Elbette kızdım. Oldu bittiye getirip, insanları bence gereksiz ve yersiz bir “vurun kahpeye” cinnetine taşıyanlar aslında kendi bireysel kavgalarına beni de alet etmişler. “Koşun ula!..aşağı mahallede Osman abiyi dövüyorlar…” deyip mahalle kahvesinden yardım çağıran bir genç gibi ortalığa düşüp yaygara yapıyorlar. Yapsınlar! Sözüm yok ama bu tip davranışlarla halkın gözünde de değer kaybediyorlar. Sağolsunlar, daha meselenin özünü bilmeden gaza gelenler de, “o taraf haklı, yok bu taraf haklı” diye son darbeyi vurup, tüyü itinayla dikiveriyorlar. Diksinler! Onlara da sözüm yok.

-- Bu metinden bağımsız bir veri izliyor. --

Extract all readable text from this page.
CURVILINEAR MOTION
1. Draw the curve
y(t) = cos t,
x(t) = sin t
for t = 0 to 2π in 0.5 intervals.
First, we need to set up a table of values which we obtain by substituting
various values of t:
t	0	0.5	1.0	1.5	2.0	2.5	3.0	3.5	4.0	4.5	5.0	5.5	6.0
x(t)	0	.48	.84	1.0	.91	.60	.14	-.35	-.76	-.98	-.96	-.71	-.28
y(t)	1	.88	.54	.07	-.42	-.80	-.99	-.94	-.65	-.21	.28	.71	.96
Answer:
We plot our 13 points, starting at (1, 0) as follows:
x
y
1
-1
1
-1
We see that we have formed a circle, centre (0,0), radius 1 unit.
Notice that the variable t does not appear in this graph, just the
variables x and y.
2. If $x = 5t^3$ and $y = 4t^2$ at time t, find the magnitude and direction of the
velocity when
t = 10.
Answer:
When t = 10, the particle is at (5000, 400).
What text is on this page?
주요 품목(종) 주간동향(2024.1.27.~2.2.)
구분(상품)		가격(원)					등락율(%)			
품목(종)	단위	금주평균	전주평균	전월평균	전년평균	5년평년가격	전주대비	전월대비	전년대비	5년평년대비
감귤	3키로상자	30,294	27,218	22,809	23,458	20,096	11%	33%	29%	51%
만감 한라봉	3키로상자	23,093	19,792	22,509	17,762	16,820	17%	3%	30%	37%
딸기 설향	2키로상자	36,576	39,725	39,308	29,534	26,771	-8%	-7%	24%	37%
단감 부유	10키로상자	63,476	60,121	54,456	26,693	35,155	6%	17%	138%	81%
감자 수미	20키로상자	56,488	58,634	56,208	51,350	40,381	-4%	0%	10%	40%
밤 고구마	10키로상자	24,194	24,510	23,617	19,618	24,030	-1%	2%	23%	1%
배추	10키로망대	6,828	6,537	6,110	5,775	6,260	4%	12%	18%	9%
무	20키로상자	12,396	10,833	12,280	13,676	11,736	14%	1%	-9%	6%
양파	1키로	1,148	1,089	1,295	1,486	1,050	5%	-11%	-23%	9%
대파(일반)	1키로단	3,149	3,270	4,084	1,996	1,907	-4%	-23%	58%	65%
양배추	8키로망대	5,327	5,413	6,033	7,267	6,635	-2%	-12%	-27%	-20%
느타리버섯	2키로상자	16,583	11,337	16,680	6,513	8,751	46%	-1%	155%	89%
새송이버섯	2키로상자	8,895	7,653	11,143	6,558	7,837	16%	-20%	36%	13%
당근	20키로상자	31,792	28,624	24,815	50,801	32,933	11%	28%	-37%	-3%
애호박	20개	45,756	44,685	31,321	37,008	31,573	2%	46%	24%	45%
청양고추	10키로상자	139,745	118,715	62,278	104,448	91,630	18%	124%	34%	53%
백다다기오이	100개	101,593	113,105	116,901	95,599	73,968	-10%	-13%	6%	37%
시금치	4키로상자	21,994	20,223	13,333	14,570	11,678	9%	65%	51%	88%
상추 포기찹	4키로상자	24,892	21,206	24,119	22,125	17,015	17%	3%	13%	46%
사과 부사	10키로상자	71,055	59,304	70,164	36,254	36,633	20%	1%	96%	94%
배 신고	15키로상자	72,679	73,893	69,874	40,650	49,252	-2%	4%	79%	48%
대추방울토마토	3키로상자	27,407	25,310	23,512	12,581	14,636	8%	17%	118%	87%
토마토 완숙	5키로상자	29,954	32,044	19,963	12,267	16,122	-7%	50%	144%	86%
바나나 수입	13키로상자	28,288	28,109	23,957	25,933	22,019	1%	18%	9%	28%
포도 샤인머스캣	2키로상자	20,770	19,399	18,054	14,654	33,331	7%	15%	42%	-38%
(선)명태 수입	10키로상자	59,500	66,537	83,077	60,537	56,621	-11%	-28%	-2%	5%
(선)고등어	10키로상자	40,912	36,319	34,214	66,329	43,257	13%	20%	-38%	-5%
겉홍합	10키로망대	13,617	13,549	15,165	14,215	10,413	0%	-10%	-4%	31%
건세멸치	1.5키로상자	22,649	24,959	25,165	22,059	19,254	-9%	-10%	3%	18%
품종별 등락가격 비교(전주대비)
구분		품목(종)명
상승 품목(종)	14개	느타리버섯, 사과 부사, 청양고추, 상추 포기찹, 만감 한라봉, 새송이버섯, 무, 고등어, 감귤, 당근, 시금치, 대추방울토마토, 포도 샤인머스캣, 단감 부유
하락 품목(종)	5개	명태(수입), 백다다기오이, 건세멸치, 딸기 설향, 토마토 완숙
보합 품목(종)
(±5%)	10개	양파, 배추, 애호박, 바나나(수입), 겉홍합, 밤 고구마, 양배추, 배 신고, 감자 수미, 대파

Sözüm ortaya, herkes payına düşeni alsın, konu en azından benim açımdan kapansın. Mutlaka taraf olmak zorunda değilim ve kimse beni buna zorlayamaz bu yüzden hemen adım bu listeden çıkarılmalı. Coşkun Büktel kim,bilmem ama Hüseyin Hilmi Bulunmaz’la tanışıklığım eskiye dayanır. Sevabıyla, günahıyla bir insandır ve şimdiye kadar herhangi bir ahlaksızlığını, kepazeliğini görmedim. Bir sorunum olsa da, çıkar karşısına birebir halleder, bu tür ne idüğü belirsiz işlere girmem. Çevremdeki insanlara istediğim değeri ben veririm, hayatım boyunca birilerinin askeri olmadım ve o birilerinin keyiflerine göre değerlerimi yeni baştan gözden geçirmedim. Bu yüzden beni bu sanal ve banal kavganın içine çekmeyin. İnanın daha önemli işlerim var!..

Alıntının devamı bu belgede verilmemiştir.